Sustainable finance and central banking expert Professor Dirk Schoenmaker from the Netherlands is giving a free public lecture at Victoria University as the 2017 Reserve Bank of New Zealand Professorial Fellow in Monetary and Financial Economics.

His lecture, ‘Climate Change and Financial Sustainability’, will examine the global financial implications of transitioning to a low-carbon economy.

Keeping global warming below 2°C will require substantial reductions in global greenhouse gas emissions. Professor Schoenmaker will consider a benign scenario where the transition to a low-carbon economy occurs gradually, adjustment costs are manageable and the repricing of carbon assets is not likely to entail systemic risk. In an adverse scenario the transition occurs late and abruptly, affecting systemic risk via various channels.

Professor Schoenmaker will consider how policy could aim for enhanced disclosure of the carbon intensity of non-financial firms. The related exposures of financial firms could then be stress-tested under the conditions of an adverse scenario.

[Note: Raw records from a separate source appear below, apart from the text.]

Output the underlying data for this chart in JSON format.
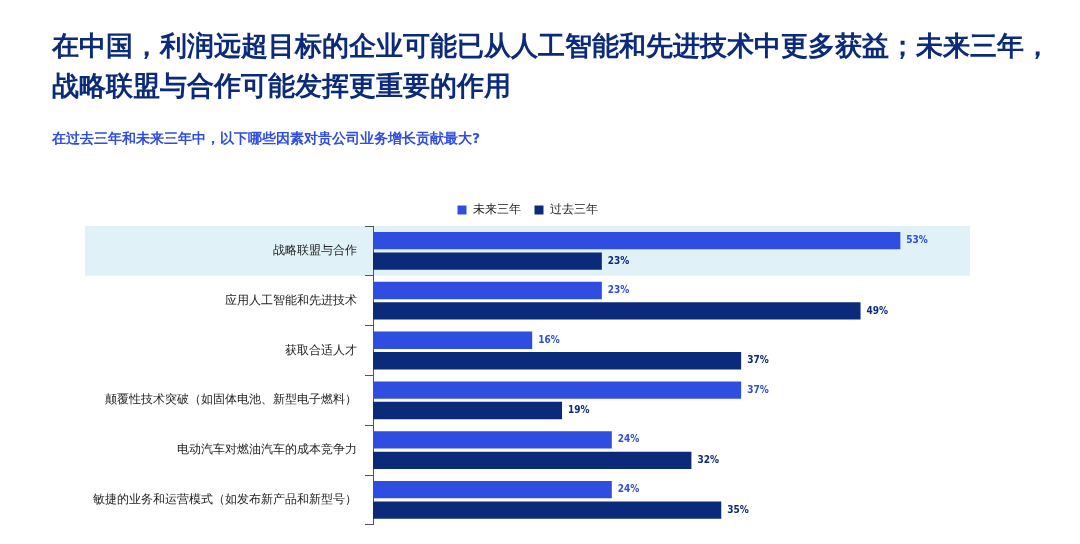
{
  "chart_data": {
    "type": "bar",
    "orientation": "horizontal",
    "title": "在中国，利润远超目标的企业可能已从人工智能和先进技术中更多获益；未来三年，战略联盟与合作可能发挥更重要的作用",
    "subtitle": "在过去三年和未来三年中，以下哪些因素对贵公司业务增长贡献最大?",
    "categories": [
      "战略联盟与合作",
      "应用人工智能和先进技术",
      "获取合适人才",
      "颠覆性技术突破（如固体电池、新型电子燃料）",
      "电动汽车对燃油汽车的成本竞争力",
      "敏捷的业务和运营模式（如发布新产品和新型号）"
    ],
    "series": [
      {
        "name": "未来三年",
        "color": "#2f4de0",
        "values": [
          53,
          23,
          16,
          37,
          24,
          24
        ],
        "value_labels": [
          "53%",
          "23%",
          "16%",
          "37%",
          "24%",
          "24%"
        ]
      },
      {
        "name": "过去三年",
        "color": "#0b2a7a",
        "values": [
          23,
          49,
          37,
          19,
          32,
          35
        ],
        "value_labels": [
          "23%",
          "49%",
          "37%",
          "19%",
          "32%",
          "35%"
        ]
      }
    ],
    "bands": [
      {
        "axis": "y",
        "from": "战略联盟与合作",
        "to": "战略联盟与合作",
        "color": "#e0f2f8"
      }
    ],
    "legend": "top"
  }
}
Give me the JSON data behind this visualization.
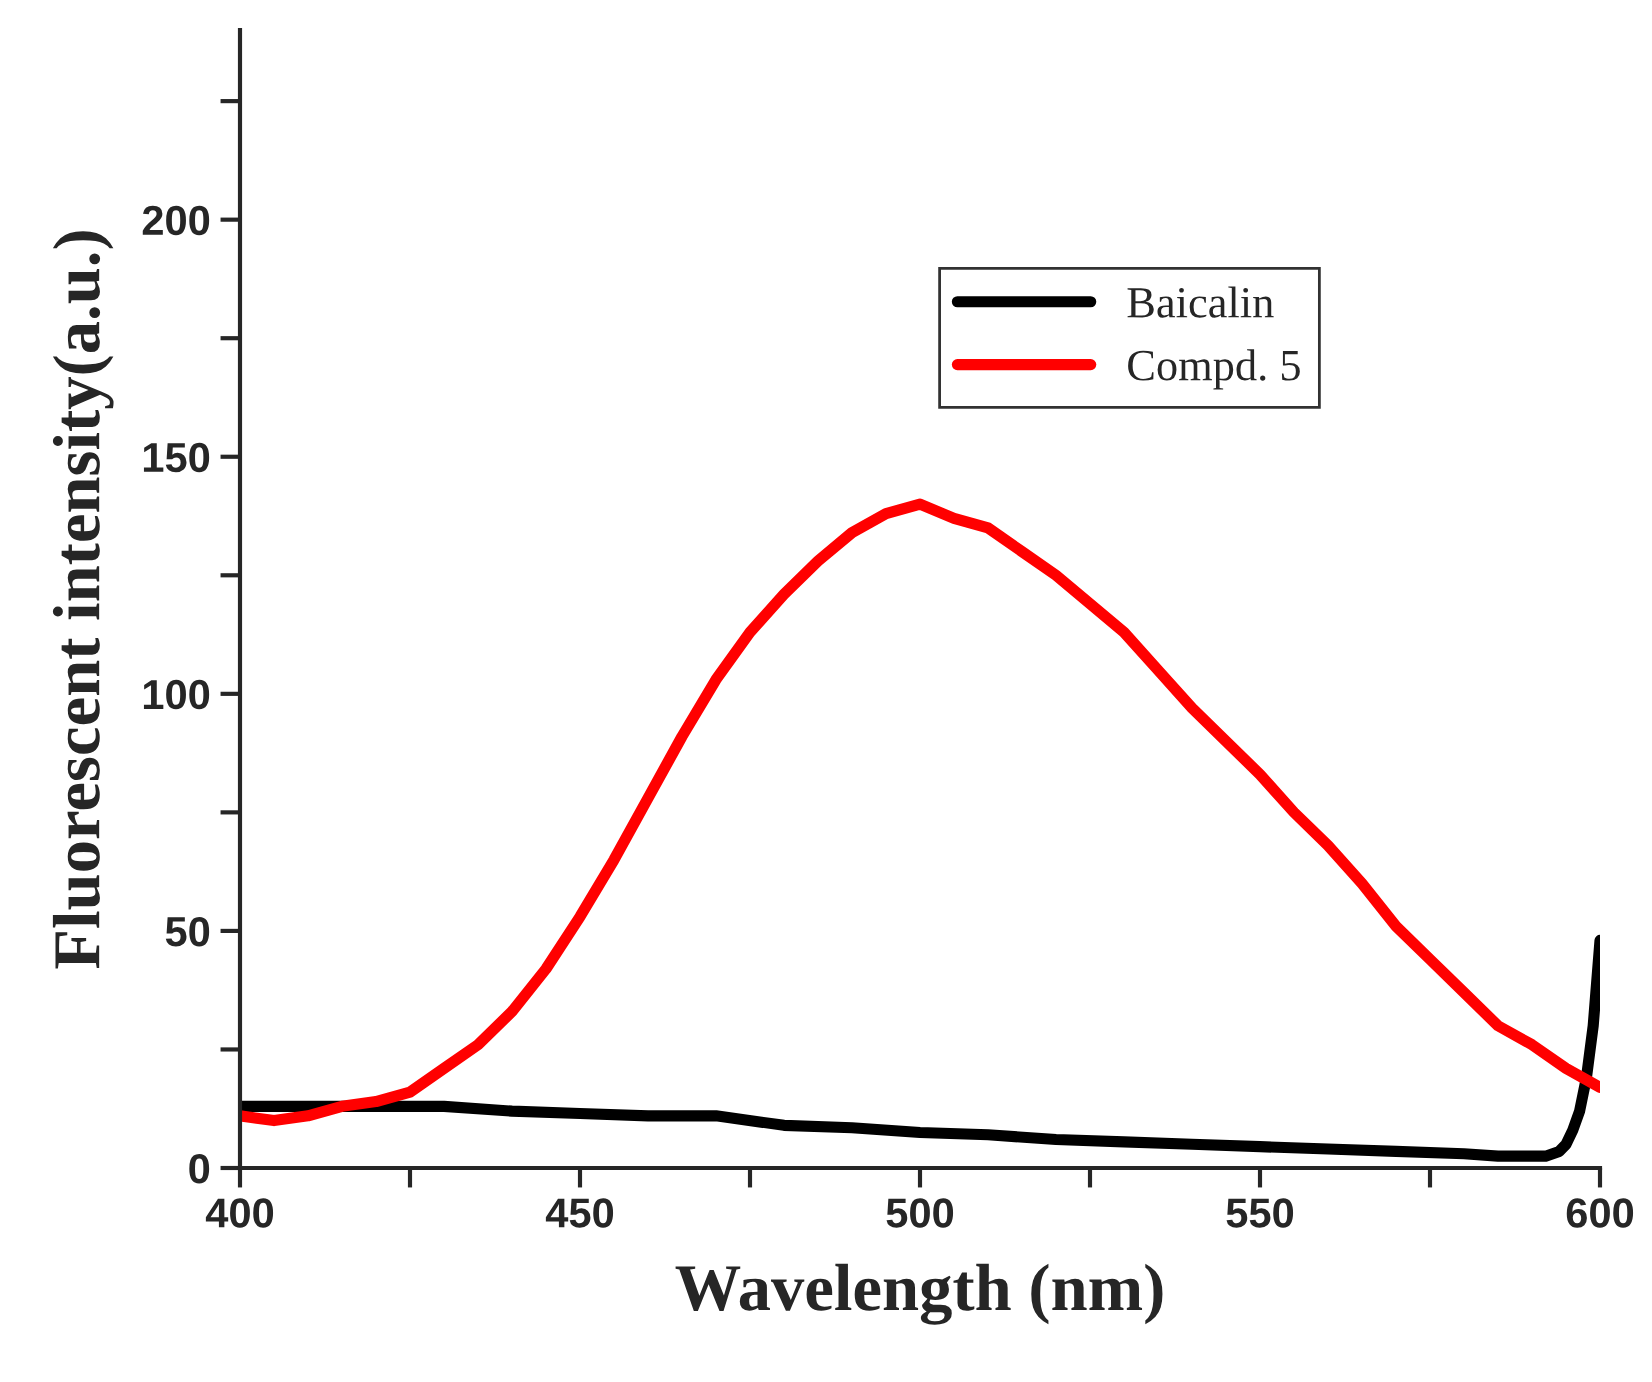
{
  "chart_data": {
    "type": "line",
    "xlabel": "Wavelength (nm)",
    "ylabel": "Fluorescent intensity(a.u.)",
    "xlim": [
      400,
      600
    ],
    "ylim": [
      0,
      240
    ],
    "xticks": [
      400,
      {
        "value": 425,
        "label": null
      },
      450,
      {
        "value": 475,
        "label": null
      },
      500,
      {
        "value": 525,
        "label": null
      },
      550,
      {
        "value": 575,
        "label": null
      },
      600
    ],
    "yticks": [
      0,
      {
        "value": 25,
        "label": null
      },
      50,
      {
        "value": 75,
        "label": null
      },
      100,
      {
        "value": 125,
        "label": null
      },
      150,
      {
        "value": 175,
        "label": null
      },
      200,
      {
        "value": 225,
        "label": null
      }
    ],
    "grid": false,
    "legend": "top right",
    "marker": "none",
    "line_style": "solid",
    "series": [
      {
        "name": "Baicalin",
        "color": "#000000",
        "x": [
          400,
          410,
          420,
          430,
          440,
          450,
          460,
          470,
          480,
          490,
          500,
          510,
          520,
          530,
          540,
          550,
          560,
          570,
          580,
          585,
          590,
          592,
          594,
          595,
          596,
          597,
          598,
          599,
          600
        ],
        "values": [
          13,
          13,
          13,
          13,
          12,
          11.5,
          11,
          11,
          9,
          8.5,
          7.5,
          7,
          6,
          5.5,
          5,
          4.5,
          4,
          3.5,
          3,
          2.5,
          2.5,
          2.5,
          3.5,
          5,
          8,
          12,
          19,
          30,
          48
        ]
      },
      {
        "name": "Compd. 5",
        "color": "#ff0000",
        "x": [
          400,
          405,
          410,
          415,
          420,
          425,
          430,
          435,
          440,
          445,
          450,
          455,
          460,
          465,
          470,
          475,
          480,
          485,
          490,
          495,
          500,
          505,
          510,
          515,
          520,
          525,
          530,
          535,
          540,
          545,
          550,
          555,
          560,
          565,
          570,
          575,
          580,
          585,
          590,
          595,
          600
        ],
        "values": [
          11,
          10,
          11,
          13,
          14,
          16,
          21,
          26,
          33,
          42,
          53,
          65,
          78,
          91,
          103,
          113,
          121,
          128,
          134,
          138,
          140,
          137,
          135,
          130,
          125,
          119,
          113,
          105,
          97,
          90,
          83,
          75,
          68,
          60,
          51,
          44,
          37,
          30,
          26,
          21,
          17
        ]
      }
    ]
  }
}
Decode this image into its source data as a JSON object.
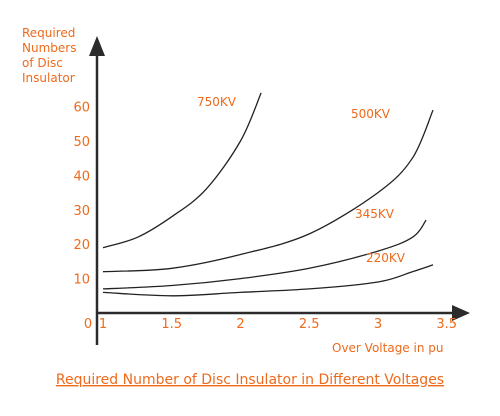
{
  "chart_data": {
    "type": "line",
    "title": "Required Number of Disc Insulator in Different Voltages",
    "ylabel_lines": [
      "Required",
      "Numbers",
      "of Disc",
      "Insulator"
    ],
    "xlabel": "Over Voltage in pu",
    "x_origin_label": "0",
    "x_ticks": [
      "1",
      "1.5",
      "2",
      "2.5",
      "3",
      "3.5"
    ],
    "y_ticks": [
      "10",
      "20",
      "30",
      "40",
      "50",
      "60"
    ],
    "xlim": [
      1,
      3.8
    ],
    "ylim": [
      0,
      66
    ],
    "series": [
      {
        "name": "750KV",
        "x": [
          1,
          1.25,
          1.5,
          1.75,
          2,
          2.15
        ],
        "y": [
          19,
          22,
          28,
          36,
          50,
          64
        ]
      },
      {
        "name": "500KV",
        "x": [
          1,
          1.5,
          2,
          2.5,
          3,
          3.25,
          3.4
        ],
        "y": [
          12,
          13,
          17,
          23,
          35,
          45,
          59
        ]
      },
      {
        "name": "345KV",
        "x": [
          1,
          1.5,
          2,
          2.5,
          3,
          3.25,
          3.35
        ],
        "y": [
          7,
          8,
          10,
          13,
          18,
          22,
          27
        ]
      },
      {
        "name": "220KV",
        "x": [
          1,
          1.5,
          2,
          2.5,
          3,
          3.25,
          3.4
        ],
        "y": [
          6,
          5,
          6,
          7,
          9,
          12,
          14
        ]
      }
    ],
    "colors": {
      "text": "#ee6a1c",
      "axis": "#2b2b2b",
      "curve": "#222222"
    }
  }
}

What: ‘Climate Change and Financial Stability’ Reserve Bank of New Zealand public lecture
Wednesday 15 November 2017, reception from 5.30pm, lecture 6-7pm
Where: Lecture Theatre 2, Rutherford House, 23 Lambton Quay, Victoria University, Pipitea Campus
RSVP: email Jay Curtis on or phone 04-463 5188.

Professor Dirk Schoenmaker bio
Professor Schoenmaker is a Professor of Banking and Finance at the Rotterdam School of Management, Erasmus University, and a Senior Fellow at the Brussels-based think tank Bruegel. He is also a member of the Advisory Scientific Committee of the European Systemic Risk Board at the European Central Bank, and a Research Fellow at the Centre for European Policy Research. He has published in the areas of central banking, financial supervision and stability, European financial integration and sustainable finance.

About the Professorial Fellow in Monetary and Financial Economics
Each year, Victoria University and the Reserve Bank of New Zealand bring a Professorial Fellow in Monetary and Financial Economics to Wellington to enhance the development of monetary and financial policy in New Zealand by advancing thinking and public debate.